I REMEMBER thinking about this a few years ago.

It was the first time I visited a plush hotel in Barangay Lahug, Cebu City for news coverage. I recalled being awed by what I saw. The lobby was intimidating because of its size and design and its expensive decor. I was initially prompted to praise the hotel owner for it but realized doing so was unfair.

The hotel, like every structure everywhere, was designed and built by architects and construction workers. Its operation depended heavily on its staff and maintenance crew. The owners had the money to spend to construct and run the hotel, true, but it is from the blood, sweat and tears of ordinary employees and workers that profits from its operation could be had.


Blame that thinking on my past obsession with political economy, a branch of science that, according to Encyclopedia Britannica, studies the relationship between individuals and society and between markets and the state. I used to bring around a copy of the book, “Political Economy” by John Eaton for the duration of that “obsession.”

I do not pretend to know more about political economy, though. Frankly, the excitement of discovering a viewpoint different from the common and the accepted eventually led to boredom when the discussion got deeper. But the analysis of the capitalist setup, especially on the role of labor in the acquisition of profits (surplus value) stuck in my mind.

The idea that labor alone creates surplus value is a controversial one because it puts the workers and not the capitalists up the pedestal. It is also radical because it does not conform to the common notion regarding employer-employee/worker relations.

But it should be an eye-opener especially for those lobbying for the common good.

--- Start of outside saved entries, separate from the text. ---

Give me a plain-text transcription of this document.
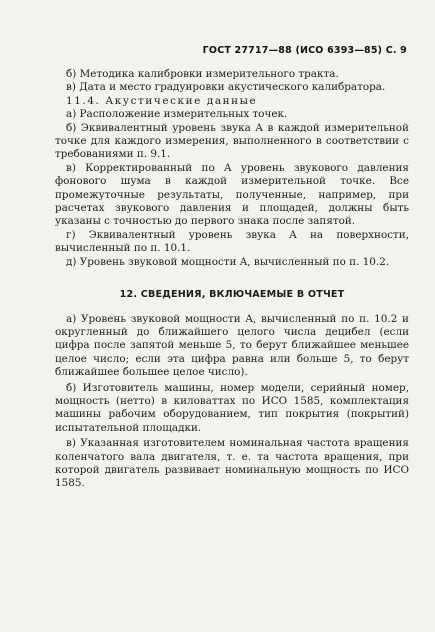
ГОСТ 27717—88 (ИСО 6393—85) С. 9

б) Методика калибровки измерительного тракта.

в) Дата и место градуировки акустического калибратора.

11.4. Акустические данные

а) Расположение измерительных точек.

б) Эквивалентный уровень звука A в каждой измерительной точке для каждого измерения, выполненного в соответствии с требованиями п. 9.1.

в) Корректированный по A уровень звукового давления фонового шума в каждой измерительной точке. Все промежуточные результаты, полученные, например, при расчетах звукового давления и площадей, должны быть указаны с точностью до первого знака после запятой.

г) Эквивалентный уровень звука A на поверхности, вычисленный по п. 10.1.

д) Уровень звуковой мощности A, вычисленный по п. 10.2.

12. СВЕДЕНИЯ, ВКЛЮЧАЕМЫЕ В ОТЧЕТ

а) Уровень звуковой мощности A, вычисленный по п. 10.2 и округленный до ближайшего целого числа децибел (если цифра после запятой меньше 5, то берут ближайшее меньшее целое число; если эта цифра равна или больше 5, то берут ближайшее большее целое число).

б) Изготовитель машины, номер модели, серийный номер, мощность (нетто) в киловаттах по ИСО 1585, комплектация машины рабочим оборудованием, тип покрытия (покрытий) испытательной площадки.

в) Указанная изготовителем номинальная частота вращения коленчатого вала двигателя, т. е. та частота вращения, при которой двигатель развивает номинальную мощность по ИСО 1585.
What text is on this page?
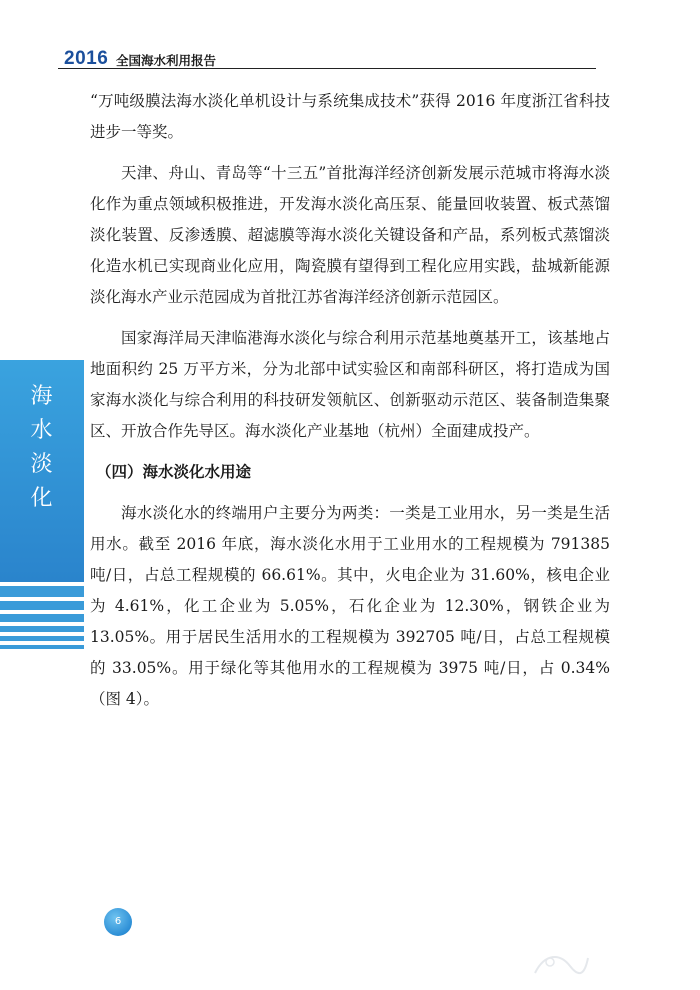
2016 全国海水利用报告
海
水
淡
化

“万吨级膜法海水淡化单机设计与系统集成技术”获得 2016 年度浙江省科技进步一等奖。

天津、舟山、青岛等“十三五”首批海洋经济创新发展示范城市将海水淡化作为重点领域积极推进，开发海水淡化高压泵、能量回收装置、板式蒸馏淡化装置、反渗透膜、超滤膜等海水淡化关键设备和产品，系列板式蒸馏淡化造水机已实现商业化应用，陶瓷膜有望得到工程化应用实践，盐城新能源淡化海水产业示范园成为首批江苏省海洋经济创新示范园区。

国家海洋局天津临港海水淡化与综合利用示范基地奠基开工，该基地占地面积约 25 万平方米，分为北部中试实验区和南部科研区，将打造成为国家海水淡化与综合利用的科技研发领航区、创新驱动示范区、装备制造集聚区、开放合作先导区。海水淡化产业基地（杭州）全面建成投产。

（四）海水淡化水用途

海水淡化水的终端用户主要分为两类：一类是工业用水，另一类是生活用水。截至 2016 年底，海水淡化水用于工业用水的工程规模为 791385 吨/日，占总工程规模的 66.61%。其中，火电企业为 31.60%，核电企业为 4.61%，化工企业为 5.05%，石化企业为 12.30%，钢铁企业为 13.05%。用于居民生活用水的工程规模为 392705 吨/日，占总工程规模的 33.05%。用于绿化等其他用水的工程规模为 3975 吨/日，占 0.34%（图 4）。

6
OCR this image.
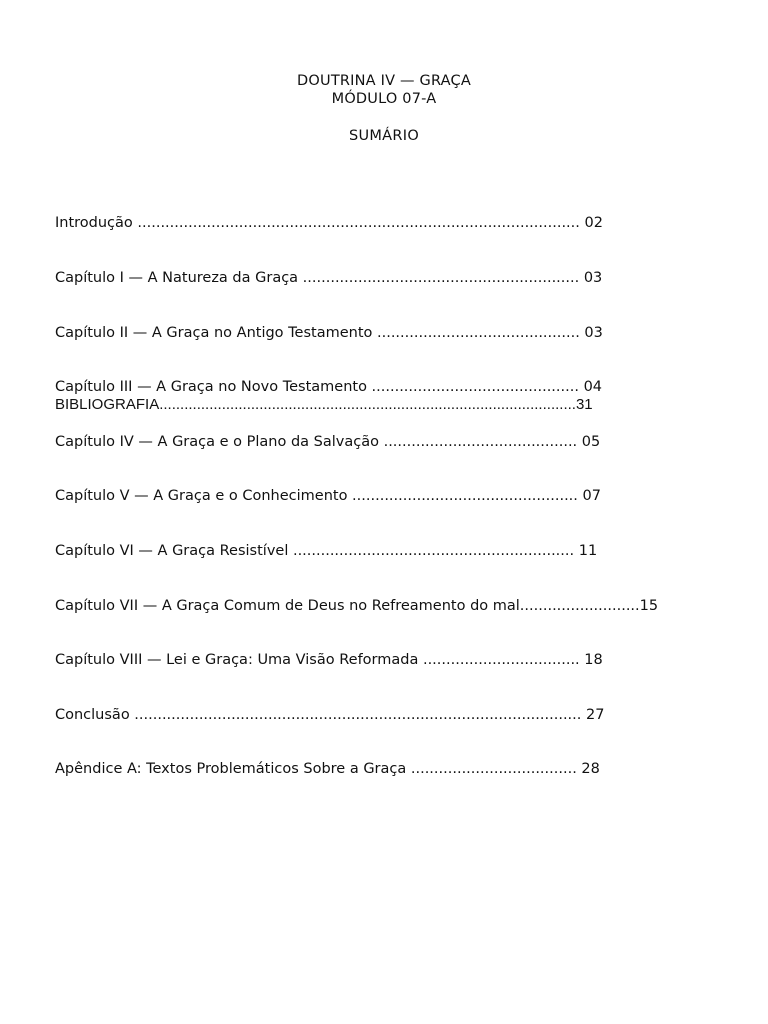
DOUTRINA IV — GRAÇA
MÓDULO 07-A
SUMÁRIO

Introdução ................................................................................................ 02

Capítulo I — A Natureza da Graça ............................................................ 03

Capítulo II — A Graça no Antigo Testamento ............................................ 03

Capítulo III — A Graça no Novo Testamento ............................................. 04

Capítulo IV — A Graça e o Plano da Salvação .......................................... 05

Capítulo V — A Graça e o Conhecimento ................................................. 07

Capítulo VI — A Graça Resistível ............................................................. 11

Capítulo VII — A Graça Comum de Deus no Refreamento do mal..........................15

Capítulo VIII — Lei e Graça: Uma Visão Reformada .................................. 18

Conclusão ................................................................................................. 27

Apêndice A: Textos Problemáticos Sobre a Graça .................................... 28

BIBLIOGRAFIA....................................................................................................31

There was a time when the celebration of Labor Day extolled the importance of the working class in society. That is no longer happening especially in the Philippines where Labor Day is being celebrated every May 1 of the year. Instead, the day becomes like an occasion for beggars to ask for food from the rich and getting only crumbs.

Instead of being viewed as important cogs of the economy, the workers are instead seen as potential destroyers of economic growth. The message is always that workers should not rock the boat, sort of, by demanding for higher pay and better working condition.

Their contribution to the economy is largely ignored or forgotten.

Consider what is happening at the Regional Tripartite Wages and Productivity Board (RTWPB) 7. Instead of approving a wage hike, employers in tandem with concerned government agencies only went for a P13 cost of living allowance. RTWPB 7 has a history of denying workers’ demands for wage hikes, or if it does grant such hikes they are minuscule.

I agree with the assessment of Partido ng Mangagawa (PM) national chairman Renato Magtubo of the administration of President Noynoy Aquino. He noted that for the last four Labor Day commemorations under the Aquino administration, workers have received “nothing or zero” from PNoy. He pointed out correctly that without a labor legacy, “matuwid na daan” is a meaningless journey for the Filipino working class.

But this situation should also be blamed on labor leaders for their failure to unite and effectively push for their legitimate demands. Had they strengthened their union, they would not look like beggars asking for crumbs but people to be listened to because of the power they wield.


Published in the Sun.Star Cebu newspaper on May 03, 2014.